Heartland Under the Microscope: Which US States Would Be Safest If War Came Home
When a reporter asked President Trump point-blank whether Americans should worry about an attack on U.S. soil, he didn’t dodge. “I guess,” he said. Then he added something blunter: “When you go to war, some people will die.”
That single exchange, published in Time’s cover story “Trump’s War” on March 5, 2026, has reignited a question millions of Americans have quietly wondered for years — if the unthinkable happened, where in the country would be safest?
A President’s Blunt Warning
Trump’s comments came during the escalating conflict between the U.S., Israel, and Iran, which began in late February 2026 after American and Israeli strikes killed Iran’s supreme leader and other top officials. Iran responded with missile and drone attacks on U.S. bases and allied territory across the Middle East, killing several American service members.

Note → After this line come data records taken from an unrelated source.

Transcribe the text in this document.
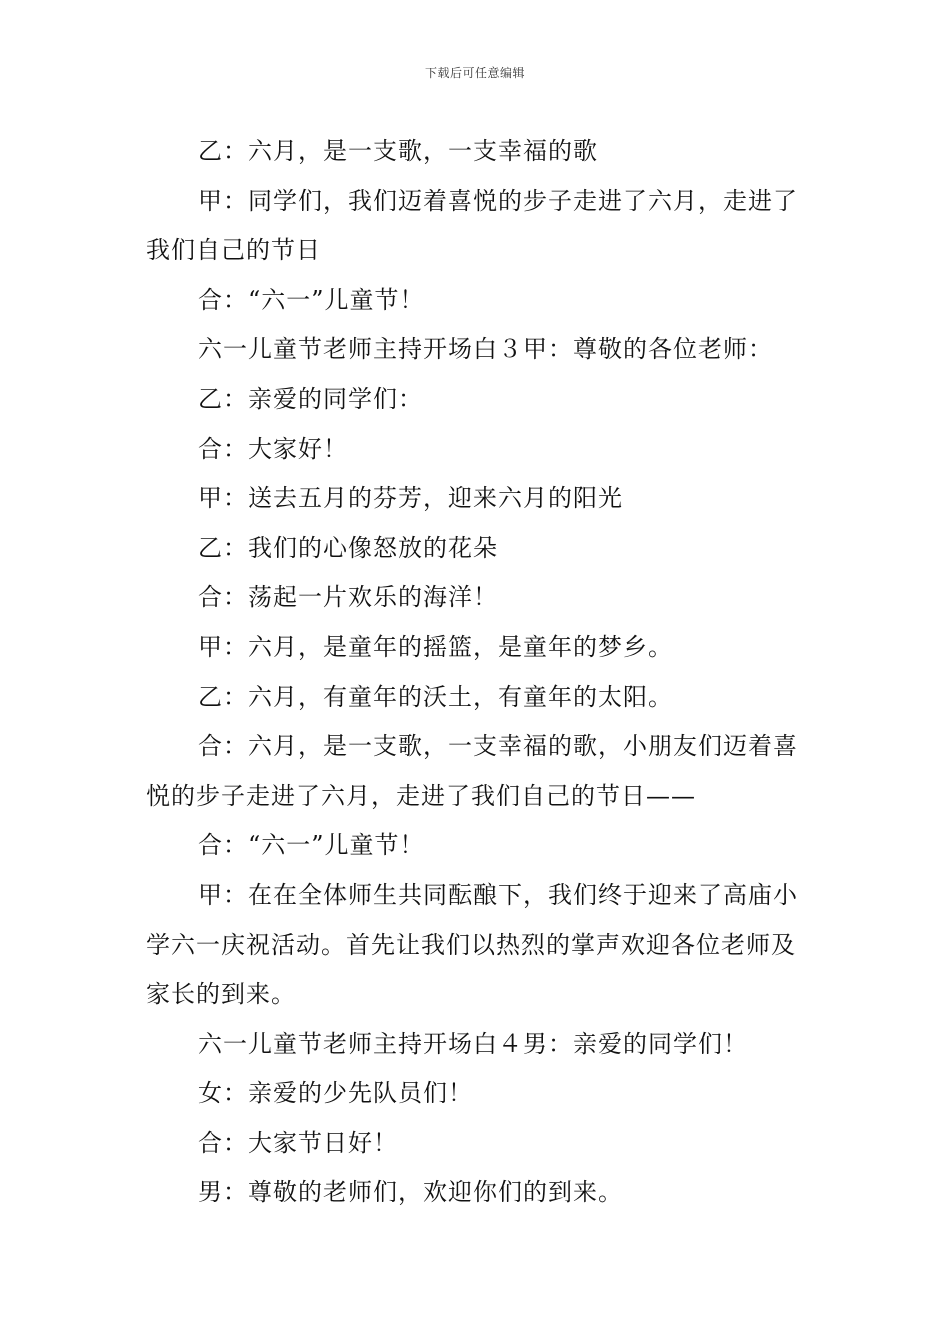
下载后可任意编辑

乙：六月，是一支歌，一支幸福的歌

甲：同学们，我们迈着喜悦的步子走进了六月，走进了我们自己的节日

合：“六一”儿童节！

六一儿童节老师主持开场白３甲：尊敬的各位老师：

乙：亲爱的同学们：

合：大家好！

甲：送去五月的芬芳，迎来六月的阳光

乙：我们的心像怒放的花朵

合：荡起一片欢乐的海洋！

甲：六月，是童年的摇篮，是童年的梦乡。

乙：六月，有童年的沃土，有童年的太阳。

合：六月，是一支歌，一支幸福的歌，小朋友们迈着喜悦的步子走进了六月，走进了我们自己的节日——

合：“六一”儿童节！

甲：在在全体师生共同酝酿下，我们终于迎来了高庙小学六一庆祝活动。首先让我们以热烈的掌声欢迎各位老师及家长的到来。

六一儿童节老师主持开场白４男：亲爱的同学们！

女：亲爱的少先队员们！

合：大家节日好！

男：尊敬的老师们，欢迎你们的到来。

“We think about it all the time. We plan for it,” Trump told Time. His matter-of-fact tone struck many as a rare moment of presidential candor about the cost of war — and it sent fresh searches surging for one question: which parts of America would be in the crosshairs?
The Surprising Answer: It’s Not the Big Cities
According to an analysis by Newsweek, built on fallout modeling from Scientific American, the states most at risk in a worst-case nuclear scenario aren’t the coastal metros most people imagine. They’re the quiet farm states of the Great Plains.

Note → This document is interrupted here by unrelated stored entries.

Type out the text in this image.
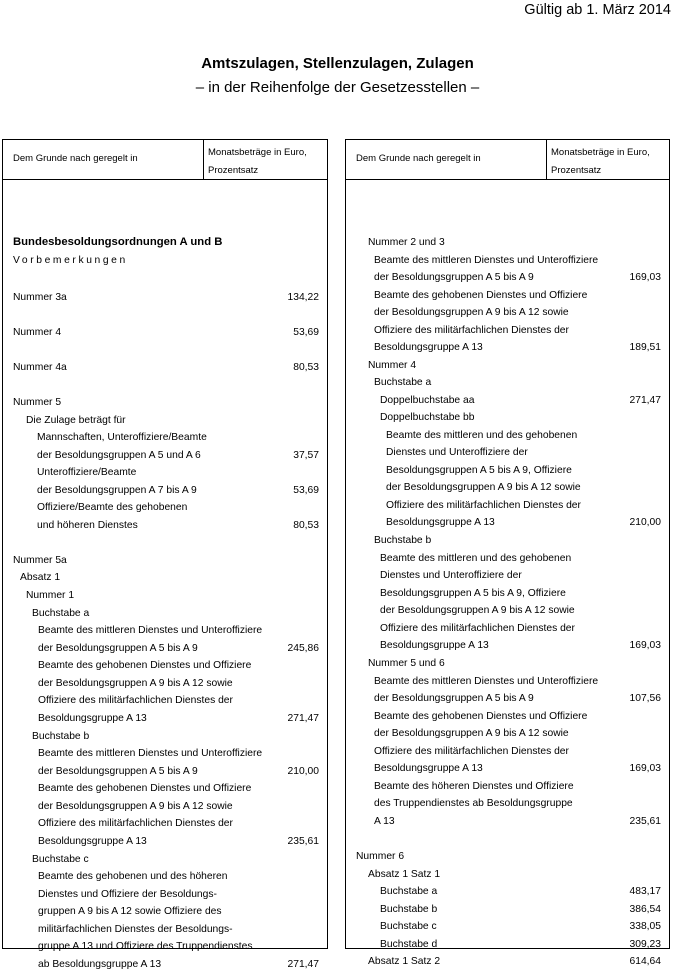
Gültig ab 1. März 2014
Amtszulagen, Stellenzulagen, Zulagen
– in der Reihenfolge der Gesetzesstellen –
Dem Grunde nach geregelt in
Monatsbeträge in Euro,
Prozentsatz
Bundesbesoldungsordnungen A und B
Vorbemerkungen
Nummer 3a	134,22
Nummer 4	53,69
Nummer 4a	80,53
Nummer 5
Die Zulage beträgt für
Mannschaften, Unteroffiziere/Beamte
der Besoldungsgruppen A 5 und A 6	37,57
Unteroffiziere/Beamte
der Besoldungsgruppen A 7 bis A 9	53,69
Offiziere/Beamte des gehobenen
und höheren Dienstes	80,53
Nummer 5a
Absatz 1
Nummer 1
Buchstabe a
Beamte des mittleren Dienstes und Unteroffiziere
der Besoldungsgruppen A 5 bis A 9	245,86
Beamte des gehobenen Dienstes und Offiziere
der Besoldungsgruppen A 9 bis A 12 sowie
Offiziere des militärfachlichen Dienstes der
Besoldungsgruppe A 13	271,47
Buchstabe b
Beamte des mittleren Dienstes und Unteroffiziere
der Besoldungsgruppen A 5 bis A 9	210,00
Beamte des gehobenen Dienstes und Offiziere
der Besoldungsgruppen A 9 bis A 12 sowie
Offiziere des militärfachlichen Dienstes der
Besoldungsgruppe A 13	235,61
Buchstabe c
Beamte des gehobenen und des höheren
Dienstes und Offiziere der Besoldungs-
gruppen A 9 bis A 12 sowie Offiziere des
militärfachlichen Dienstes der Besoldungs-
gruppe A 13 und Offiziere des Truppendienstes
ab Besoldungsgruppe A 13	271,47
Dem Grunde nach geregelt in
Monatsbeträge in Euro,
Prozentsatz
Nummer 2 und 3
Beamte des mittleren Dienstes und Unteroffiziere
der Besoldungsgruppen A 5 bis A 9	169,03
Beamte des gehobenen Dienstes und Offiziere
der Besoldungsgruppen A 9 bis A 12 sowie
Offiziere des militärfachlichen Dienstes der
Besoldungsgruppe A 13	189,51
Nummer 4
Buchstabe a
Doppelbuchstabe aa	271,47
Doppelbuchstabe bb
Beamte des mittleren und des gehobenen
Dienstes und Unteroffiziere der
Besoldungsgruppen A 5 bis A 9, Offiziere
der Besoldungsgruppen A 9 bis A 12 sowie
Offiziere des militärfachlichen Dienstes der
Besoldungsgruppe A 13	210,00
Buchstabe b
Beamte des mittleren und des gehobenen
Dienstes und Unteroffiziere der
Besoldungsgruppen A 5 bis A 9, Offiziere
der Besoldungsgruppen A 9 bis A 12 sowie
Offiziere des militärfachlichen Dienstes der
Besoldungsgruppe A 13	169,03
Nummer 5 und 6
Beamte des mittleren Dienstes und Unteroffiziere
der Besoldungsgruppen A 5 bis A 9	107,56
Beamte des gehobenen Dienstes und Offiziere
der Besoldungsgruppen A 9 bis A 12 sowie
Offiziere des militärfachlichen Dienstes der
Besoldungsgruppe A 13	169,03
Beamte des höheren Dienstes und Offiziere
des Truppendienstes ab Besoldungsgruppe
A 13	235,61
Nummer 6
Absatz 1 Satz 1
Buchstabe a	483,17
Buchstabe b	386,54
Buchstabe c	338,05
Buchstabe d	309,23
Absatz 1 Satz 2	614,64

Montana, Wyoming, Colorado, Nebraska, South Dakota, North Dakota, Iowa, and Minnesota sit at the center of America’s nuclear deterrent — home to the underground silos housing the country’s Minuteman III missiles. Military analysts say that’s exactly why those states would likely be targeted first in an all-out exchange: knocking out the silos before they can be used.
“While those who live near military facilities, ICBM silos in the Midwest or submarine bases along the coasts might bear the most immediate and severe consequences of a nuclear attack,” John Erath of the Center for Arms Control and Non-Proliferation told Newsweek, “there’s no question: any nuclear war” would have catastrophic global consequences.

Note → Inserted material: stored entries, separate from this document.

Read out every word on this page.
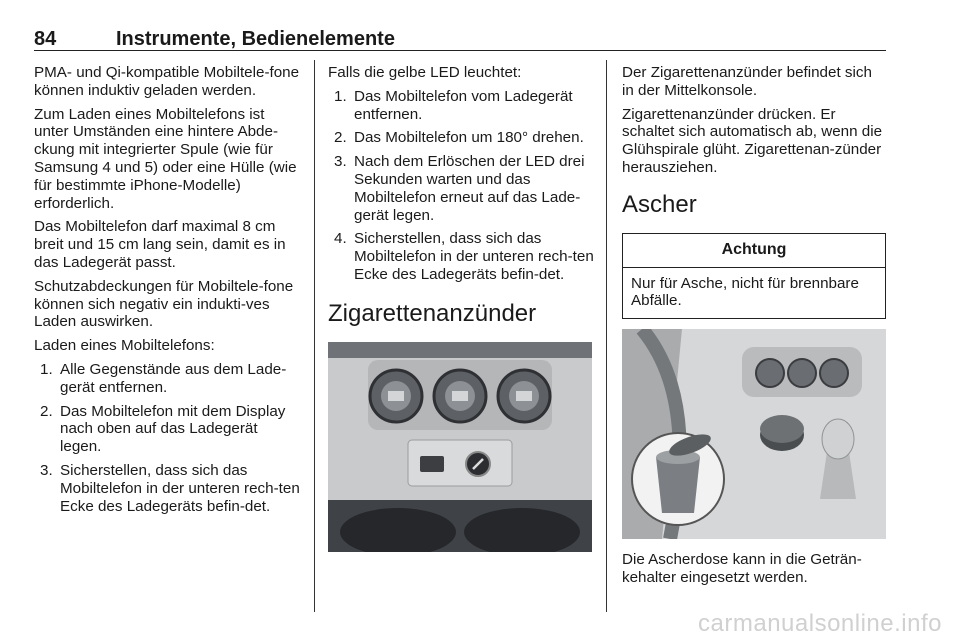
84	Instrumente, Bedienelemente

PMA- und Qi-kompatible Mobiltele-fone können induktiv geladen werden.

Zum Laden eines Mobiltelefons ist unter Umständen eine hintere Abde-ckung mit integrierter Spule (wie für Samsung 4 und 5) oder eine Hülle (wie für bestimmte iPhone-Modelle) erforderlich.

Das Mobiltelefon darf maximal 8 cm breit und 15 cm lang sein, damit es in das Ladegerät passt.

Schutzabdeckungen für Mobiltele-fone können sich negativ ein indukti-ves Laden auswirken.

Laden eines Mobiltelefons:

1. Alle Gegenstände aus dem Lade-gerät entfernen.
2. Das Mobiltelefon mit dem Display nach oben auf das Ladegerät legen.
3. Sicherstellen, dass sich das Mobiltelefon in der unteren rech-ten Ecke des Ladegeräts befin-det.

Falls die gelbe LED leuchtet:

1. Das Mobiltelefon vom Ladegerät entfernen.
2. Das Mobiltelefon um 180° drehen.
3. Nach dem Erlöschen der LED drei Sekunden warten und das Mobiltelefon erneut auf das Lade-gerät legen.
4. Sicherstellen, dass sich das Mobiltelefon in der unteren rech-ten Ecke des Ladegeräts befin-det.
Zigarettenanzünder

Der Zigarettenanzünder befindet sich in der Mittelkonsole.

Zigarettenanzünder drücken. Er schaltet sich automatisch ab, wenn die Glühspirale glüht. Zigarettenan-zünder herausziehen.

Ascher
Achtung
Nur für Asche, nicht für brennbare Abfälle.

Die Ascherdose kann in die Geträn-kehalter eingesetzt werden.

carmanualsonline.info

By contrast, the modeling found that states along the East Coast and Southeast — including Maine, New York, Virginia, Georgia, and Florida — along with much of the Midwest farther from the silo fields, would likely face lower direct exposure in an average-case scenario.
A World Already Feeling the Strain
The fear isn’t limited to America. Ukrainian President Volodymyr Zelensky told the BBC in February that he believes Russia’s invasion of Ukraine already marked the start of a broader conflict. “I believe that Putin has already started it,” he said. “The question is how much territory he will be able to seize and how to stop him.”
That sense of unease shows up in the numbers, too. A YouGov survey of Americans and Western Europeans found 45% of U.S. respondents believe a world war could break out within the next 5 to 10 years — and a striking 68% to 76% expect any such conflict would involve nuclear weapons.
Why This Matters
For a country still rattled by an active war in the Middle East, this is more than an abstract thought experiment. It taps into a deep, very American anxiety: that the heartland — the farms, small towns, and quiet plains states often seen as the safest part of the country — could actually be the first place hit if the worst happened.
It’s a reminder that national security decisions made decades ago, about where to place missile defenses, still shape the risk map for ordinary families today. And with diplomatic efforts to end the current conflict still unsettled, the questions these models raise aren’t going away anytime soon.
As Erath put it bluntly: in any large-scale nuclear conflict, “no place is completely safe.”